Esta rara perturbação neurológica, que afeta a jovem de 18 anos Charlotte Durham, aumenta a pressão interna no cérebro, levando a dores de cabeça lancinantes e, nalguns casos, à cegueira.

O tratamento encontrado pelo pai, Andy Durham, na Internet obteve bons resultados num estudo realizado com 26 pacientes, na Grécia. Trata-se da administração de octreotide, uma substância normalmente utilizada para o tratamento de problemas de crescimento anormal e que se mostrou eficaz nestes casos de hipertensão intracraniana idiopática.

Apesar de o sistema de saúde público britânico não financiar, na maioria das vezes, a utilização da referida substância, a autoridade local de saúde concluiu que “este caso tem circunstâncias clínicas excecionais por conta da condição de Charlotte ser incomum, mesmo entre pacientes em condições similares, e ela não responder ao tratamento convencionalmente recomendado para esta doença”, explicou em comunicado.
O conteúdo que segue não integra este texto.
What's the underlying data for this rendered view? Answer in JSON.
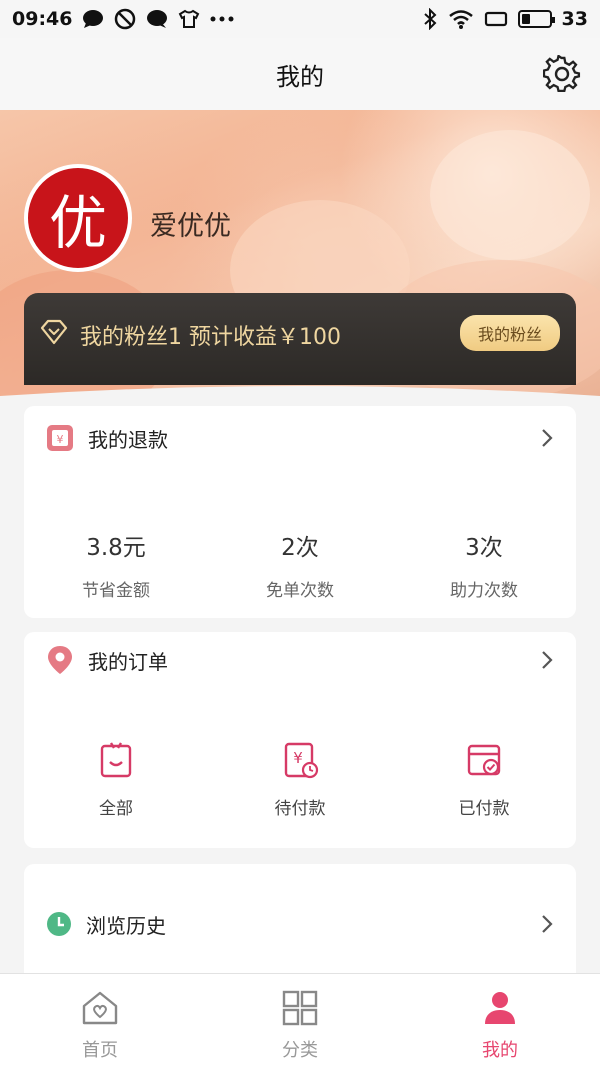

De acordo com a BBC, Charlotte corria o risco de se submeter a uma cirurgia na qual o líquido cefalorraquidiano (LCR), que causa o aumento da pressão dentro do crânio, é drenado para outra cavidade corporal. No entanto, depois da administração da octreotide, a jovem parece estar a responder positivamente.

Segundo o neurologista Brendam Davies, da Clínica Regional de North Midlands, “o caso de Charlotte releva a necessidade de financiamento de mais pesquisas clínicas acerca de um tratamento efetivo para a hipertensão intracraniana idiopática”, uma doença que atinge, maioritariamente, mulheres jovens e com excesso de peso.

Fonte: Boas Notícias.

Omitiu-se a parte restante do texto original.